Through the relentless culling of those least suited for survival as natural selection dictates, the tree of life sprouted ever-increasing branches of diverging species that gradually evolved adaptations better suited to reproduce. This continuous winnowing process produced the diversity and accumulation of complex life forms that now fill the various niches of our planet – no matter how unforgiving they may be.

The ability to move our bodies purposefully around the world may have been the initial reason that brains evolved, but clearly humans are more complex than sea squirts.

Complexity suggests purpose and goals whereas evolution is a blind process driven by an automatic selection that chooses the best variations that spontaneously arise as part of the copying process. It is for this reason that Dawkins calls evolution ‘The Blind Watchmaker’.⁸ Any complexity that an animal has is usually sufficient to deal with the problems they need to solve. However, as environments are constantly changing, animals need to keep evolving or become extinct – which, when you look back on the course of life on earth, has happened to most. One estimate⁹ suggests that of all the species that have lived on the Earth since life first appeared here some 3 billion years ago, only about one in a thousand is still living today – that’s only 0.1 per cent.

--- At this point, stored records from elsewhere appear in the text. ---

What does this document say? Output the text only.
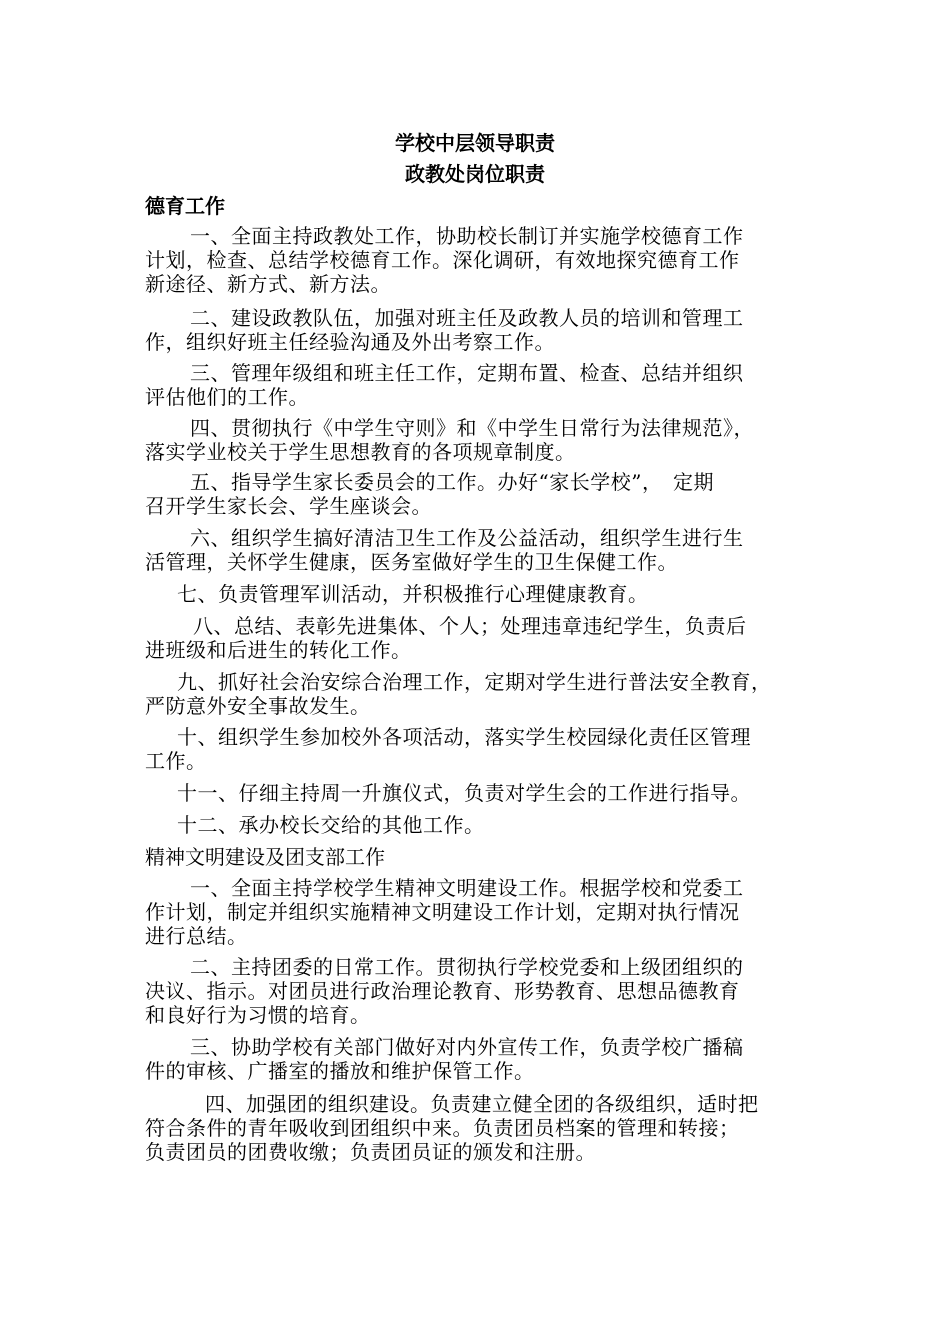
学校中层领导职责
政教处岗位职责
德育工作
一、全面主持政教处工作，协助校长制订并实施学校德育工作
计划，检查、总结学校德育工作。深化调研，有效地探究德育工作
新途径、新方式、新方法。
二、建设政教队伍，加强对班主任及政教人员的培训和管理工
作，组织好班主任经验沟通及外出考察工作。
三、管理年级组和班主任工作，定期布置、检查、总结并组织
评估他们的工作。
四、贯彻执行《中学生守则》和《中学生日常行为法律规范》，
落实学业校关于学生思想教育的各项规章制度。
五、指导学生家长委员会的工作。办好“家长学校”，　定期
召开学生家长会、学生座谈会。
六、组织学生搞好清洁卫生工作及公益活动，组织学生进行生
活管理，关怀学生健康，医务室做好学生的卫生保健工作。
七、负责管理军训活动，并积极推行心理健康教育。
八、总结、表彰先进集体、个人；处理违章违纪学生，负责后
进班级和后进生的转化工作。
九、抓好社会治安综合治理工作，定期对学生进行普法安全教育，
严防意外安全事故发生。
十、组织学生参加校外各项活动，落实学生校园绿化责任区管理
工作。
十一、仔细主持周一升旗仪式，负责对学生会的工作进行指导。
十二、承办校长交给的其他工作。
精神文明建设及团支部工作
一、全面主持学校学生精神文明建设工作。根据学校和党委工
作计划，制定并组织实施精神文明建设工作计划，定期对执行情况
进行总结。
二、主持团委的日常工作。贯彻执行学校党委和上级团组织的
决议、指示。对团员进行政治理论教育、形势教育、思想品德教育
和良好行为习惯的培育。
三、协助学校有关部门做好对内外宣传工作，负责学校广播稿
件的审核、广播室的播放和维护保管工作。
四、加强团的组织建设。负责建立健全团的各级组织，适时把
符合条件的青年吸收到团组织中来。负责团员档案的管理和转接；
负责团员的团费收缴；负责团员证的颁发和注册。
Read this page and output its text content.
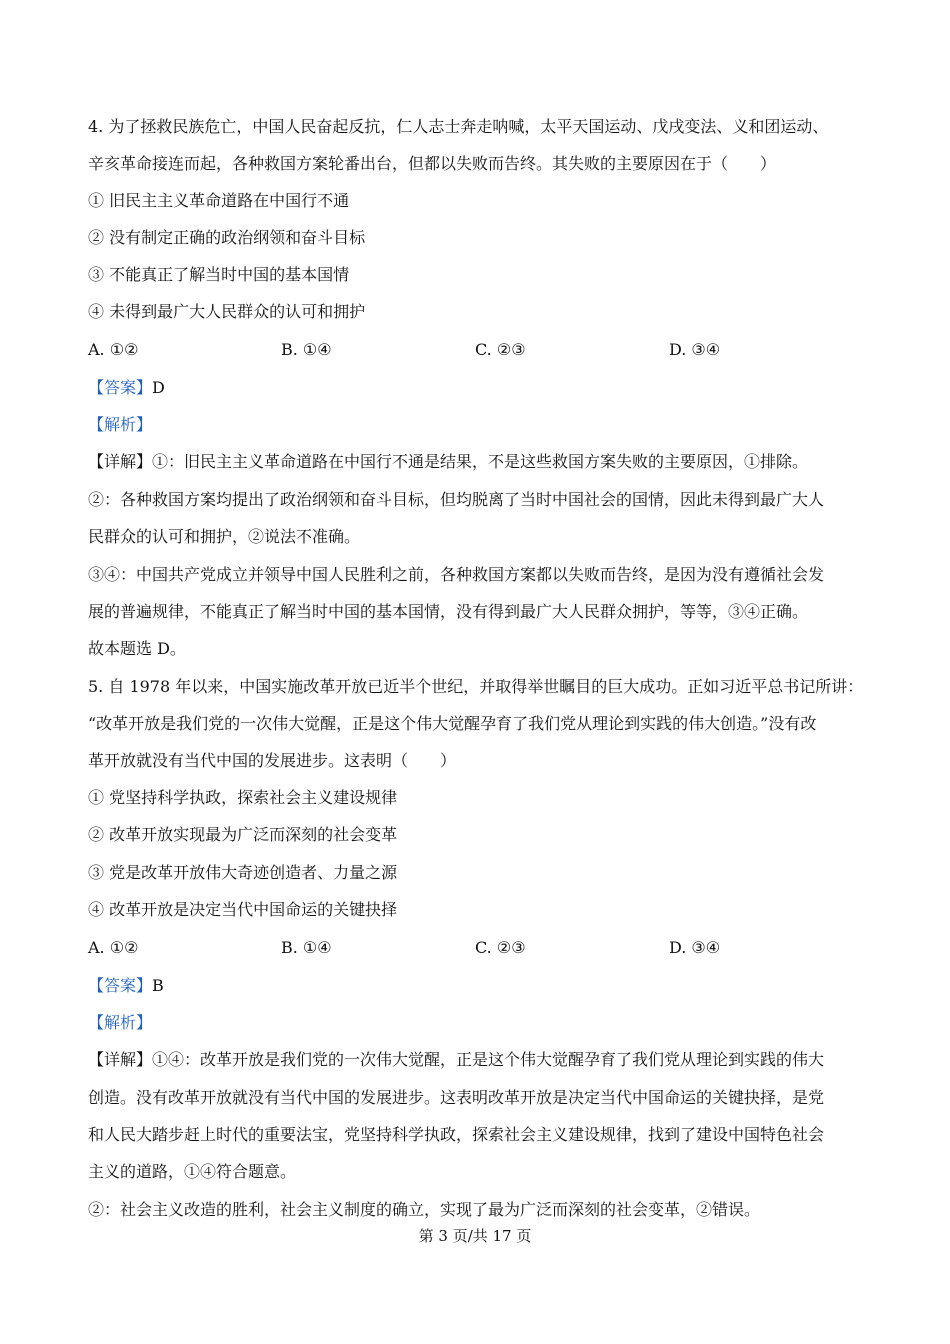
4. 为了拯救民族危亡，中国人民奋起反抗，仁人志士奔走呐喊，太平天国运动、戊戌变法、义和团运动、
辛亥革命接连而起，各种救国方案轮番出台，但都以失败而告终。其失败的主要原因在于（　　）
① 旧民主主义革命道路在中国行不通
② 没有制定正确的政治纲领和奋斗目标
③ 不能真正了解当时中国的基本国情
④ 未得到最广大人民群众的认可和拥护
A. ①②	B. ①④	C. ②③	D. ③④
【答案】D
【解析】
【详解】①：旧民主主义革命道路在中国行不通是结果，不是这些救国方案失败的主要原因，①排除。
②：各种救国方案均提出了政治纲领和奋斗目标，但均脱离了当时中国社会的国情，因此未得到最广大人
民群众的认可和拥护，②说法不准确。
③④：中国共产党成立并领导中国人民胜利之前，各种救国方案都以失败而告终，是因为没有遵循社会发
展的普遍规律，不能真正了解当时中国的基本国情，没有得到最广大人民群众拥护，等等，③④正确。
故本题选 D。
5. 自 1978 年以来，中国实施改革开放已近半个世纪，并取得举世瞩目的巨大成功。正如习近平总书记所讲：
“改革开放是我们党的一次伟大觉醒，正是这个伟大觉醒孕育了我们党从理论到实践的伟大创造。”没有改
革开放就没有当代中国的发展进步。这表明（　　）
① 党坚持科学执政，探索社会主义建设规律
② 改革开放实现最为广泛而深刻的社会变革
③ 党是改革开放伟大奇迹创造者、力量之源
④ 改革开放是决定当代中国命运的关键抉择
A. ①②	B. ①④	C. ②③	D. ③④
【答案】B
【解析】
【详解】①④：改革开放是我们党的一次伟大觉醒，正是这个伟大觉醒孕育了我们党从理论到实践的伟大
创造。没有改革开放就没有当代中国的发展进步。这表明改革开放是决定当代中国命运的关键抉择，是党
和人民大踏步赶上时代的重要法宝，党坚持科学执政，探索社会主义建设规律，找到了建设中国特色社会
主义的道路，①④符合题意。
②：社会主义改造的胜利，社会主义制度的确立，实现了最为广泛而深刻的社会变革，②错误。
第 3 页/共 17 页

There may be some controversies over the exact details and dates of this brief history of evolution, but as far as science is concerned, the origin of the species by natural selection is the only game in town when it comes to explaining the diversity and complexity of life on Earth. Whether we like it or not, we are related to all other life forms – including those with and without brains. However, human brains have enabled us, like no other animal on the planet, to bend the rules of natural selection because of our capacity to change our environment. That manipulation is largely a product of our domestication as a species.

The cost of big brains

When you consider that humans can survive in the hostile environment of outer space, where there is lethal radiation and no atmosphere, it is clear that we have considerable capacity for adaptation. When our early hominid ancestors first appeared some 4–5 million years ago, the environment was undergoing rapid changes and fluctuations that required a brain capable of versatility to deal with complex situations.¹⁰ We have brains that can think up solutions to overcome the physical limits of our bodies so that we can live under water, fly through the sky, enter outer space and even bounce around on the surface of an alien planet that has no atmosphere suitable for life. However, the processing power to solve complex problems is costly.